I’m still going to school, and I want to be a social worker for police officers, military service members, and Veterans. There are not enough counselors with lived experience to serve these populations who work on the front lines. I think this is a huge problem in addressing critical issues, such as military culture, high suicide rates among members of law enforcement and the military, and high rates of trauma among service members who were deployed to theaters of war.
Erika: How do you view intellectual wellness as being part of a person’s total health?
Jason: I’m a “why guy.” I’m interested in everybody’s story, and I am always looking for someone to change or expand my thinking.
Erika: Have your views and understanding of the connections between trauma, behavioral health disorders, and justice involvement changed through the training and fieldwork of the different professions in which you worked?
Jason: I used to think that addiction was something a person could stop when they wanted to, and I did not believe it was a disease. Over time, several events in my police career inspired me to transform my thinking. Around the same time that I saw Sheriff Apple talk about the SHARP program, I received my first notification at work of an overdose death.

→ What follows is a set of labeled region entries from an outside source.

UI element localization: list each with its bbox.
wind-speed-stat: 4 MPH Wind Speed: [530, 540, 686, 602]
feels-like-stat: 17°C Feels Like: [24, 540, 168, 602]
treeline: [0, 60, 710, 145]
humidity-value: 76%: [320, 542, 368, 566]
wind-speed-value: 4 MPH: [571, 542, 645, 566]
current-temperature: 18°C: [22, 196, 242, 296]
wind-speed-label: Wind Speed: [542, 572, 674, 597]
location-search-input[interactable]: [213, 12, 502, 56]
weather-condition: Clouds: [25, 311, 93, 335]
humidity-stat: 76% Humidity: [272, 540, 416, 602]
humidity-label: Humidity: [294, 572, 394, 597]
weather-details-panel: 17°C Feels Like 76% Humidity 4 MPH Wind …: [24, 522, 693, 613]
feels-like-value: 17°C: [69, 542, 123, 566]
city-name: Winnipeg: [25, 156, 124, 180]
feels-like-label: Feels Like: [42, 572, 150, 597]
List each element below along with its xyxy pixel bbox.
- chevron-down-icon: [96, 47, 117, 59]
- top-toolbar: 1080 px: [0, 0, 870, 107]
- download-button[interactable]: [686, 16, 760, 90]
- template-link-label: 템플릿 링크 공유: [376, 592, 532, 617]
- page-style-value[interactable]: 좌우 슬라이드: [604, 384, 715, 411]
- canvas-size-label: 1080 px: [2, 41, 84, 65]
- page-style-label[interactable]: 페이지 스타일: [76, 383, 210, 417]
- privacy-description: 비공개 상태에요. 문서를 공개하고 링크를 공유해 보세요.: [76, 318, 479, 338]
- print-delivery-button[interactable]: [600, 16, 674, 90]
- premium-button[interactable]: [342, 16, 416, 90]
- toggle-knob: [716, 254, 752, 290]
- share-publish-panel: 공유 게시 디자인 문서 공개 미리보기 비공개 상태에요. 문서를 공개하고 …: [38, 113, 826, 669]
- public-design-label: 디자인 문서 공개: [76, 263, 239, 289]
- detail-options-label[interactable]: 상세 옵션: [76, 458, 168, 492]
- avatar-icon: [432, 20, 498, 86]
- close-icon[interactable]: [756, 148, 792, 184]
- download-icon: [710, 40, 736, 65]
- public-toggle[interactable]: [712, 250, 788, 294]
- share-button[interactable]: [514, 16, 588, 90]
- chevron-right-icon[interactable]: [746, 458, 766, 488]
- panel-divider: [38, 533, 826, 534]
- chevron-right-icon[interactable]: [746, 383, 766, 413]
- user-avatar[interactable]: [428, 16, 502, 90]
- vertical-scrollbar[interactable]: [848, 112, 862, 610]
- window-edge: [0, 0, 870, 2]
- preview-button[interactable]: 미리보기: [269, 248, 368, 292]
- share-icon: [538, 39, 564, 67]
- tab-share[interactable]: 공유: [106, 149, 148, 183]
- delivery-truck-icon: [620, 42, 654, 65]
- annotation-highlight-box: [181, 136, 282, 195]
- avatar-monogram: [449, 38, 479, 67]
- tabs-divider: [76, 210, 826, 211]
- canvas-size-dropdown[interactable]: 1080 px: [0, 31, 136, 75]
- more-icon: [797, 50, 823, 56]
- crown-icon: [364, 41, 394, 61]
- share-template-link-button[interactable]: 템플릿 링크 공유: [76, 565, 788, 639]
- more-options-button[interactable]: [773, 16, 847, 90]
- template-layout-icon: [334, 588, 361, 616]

I realized how the event impacted the whole family as well as the person who died, I saw parents searching late at night for their children who were using drugs, and one time I arrested someone for drug possession who explained to me at the station how he had become addicted to heroin after his longstanding prescription of OxyContin® had been discontinued. Later in my police career, I would offer to bring people with substance use disorders that I arrested to a detox facility. No one ever took me up on my offer, but this represented a shift in my thinking.
Erika: What is one helpful thing you have learned from your counseling work about understanding and articulating the losses associated with illness, mortality, or crisis?

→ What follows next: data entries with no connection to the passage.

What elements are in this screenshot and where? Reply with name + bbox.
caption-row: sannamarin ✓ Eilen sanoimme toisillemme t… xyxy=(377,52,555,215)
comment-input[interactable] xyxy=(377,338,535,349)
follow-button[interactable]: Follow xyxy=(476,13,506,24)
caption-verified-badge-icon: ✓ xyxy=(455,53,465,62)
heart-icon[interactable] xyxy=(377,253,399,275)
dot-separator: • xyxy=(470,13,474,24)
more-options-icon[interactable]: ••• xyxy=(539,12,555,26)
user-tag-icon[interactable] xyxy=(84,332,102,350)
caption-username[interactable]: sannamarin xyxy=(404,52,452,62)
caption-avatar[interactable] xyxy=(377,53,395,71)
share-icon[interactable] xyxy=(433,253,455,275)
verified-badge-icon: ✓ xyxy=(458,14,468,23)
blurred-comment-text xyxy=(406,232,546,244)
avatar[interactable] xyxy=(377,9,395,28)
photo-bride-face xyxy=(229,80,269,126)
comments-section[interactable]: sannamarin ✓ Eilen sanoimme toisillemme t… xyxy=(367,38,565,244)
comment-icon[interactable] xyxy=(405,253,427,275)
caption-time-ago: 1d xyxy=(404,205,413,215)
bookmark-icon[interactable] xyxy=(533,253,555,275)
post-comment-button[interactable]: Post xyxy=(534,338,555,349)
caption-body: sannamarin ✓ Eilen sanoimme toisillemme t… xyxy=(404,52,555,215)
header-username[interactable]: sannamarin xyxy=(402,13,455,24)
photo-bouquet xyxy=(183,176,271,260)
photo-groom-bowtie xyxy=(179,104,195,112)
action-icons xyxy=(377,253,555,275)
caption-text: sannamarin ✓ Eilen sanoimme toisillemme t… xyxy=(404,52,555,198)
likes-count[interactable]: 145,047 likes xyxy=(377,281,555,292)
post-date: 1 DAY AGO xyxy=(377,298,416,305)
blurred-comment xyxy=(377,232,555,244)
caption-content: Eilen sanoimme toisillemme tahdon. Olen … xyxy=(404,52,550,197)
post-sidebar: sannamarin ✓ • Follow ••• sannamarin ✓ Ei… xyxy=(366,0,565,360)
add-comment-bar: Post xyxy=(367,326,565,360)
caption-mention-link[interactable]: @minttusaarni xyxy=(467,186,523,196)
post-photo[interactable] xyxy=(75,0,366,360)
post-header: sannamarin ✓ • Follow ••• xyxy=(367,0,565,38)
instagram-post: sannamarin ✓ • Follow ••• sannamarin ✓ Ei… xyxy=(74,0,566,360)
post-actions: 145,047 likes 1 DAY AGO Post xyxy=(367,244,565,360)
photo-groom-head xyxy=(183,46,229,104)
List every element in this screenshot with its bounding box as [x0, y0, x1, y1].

Jason: I enjoy talking with the people in the MAT program, and I resonate with them. The work takes a lot of personal energy because you interact with many people you want to be successful, but they have gotten caught up in a bad situation. The successes you witness are wonderful, but part of this work in the addiction field is that some people die from their illnesses. Self-care is important. If you don’t take care of yourself, you can’t help anybody, so I always make sure I care for myself.
Erika: Do you have a favorite film that illustrates what we discussed today?
Jason: One of my favorite films is Rudy (Anspaugh, 1993). It’s a true story about Daniel “Rudy” Ruettiger. He grew up in Indiana, and he always wanted to play for Notre Dame. Everyone told him he couldn’t make it because he was just a small guy, but he tried out and eventually made the practice squad, then he played the last game of the year and got one play in. It’s a story about, despite being told you can’t accomplish something, working hard and doing it. I’ve always supported myself and worked for everything that I have. That’s how I was brought up, to work hard for what you want, and that includes your goals, so I have always been very goal-driven. If someone tells me I can’t do something, it motivates me to meet the challenge.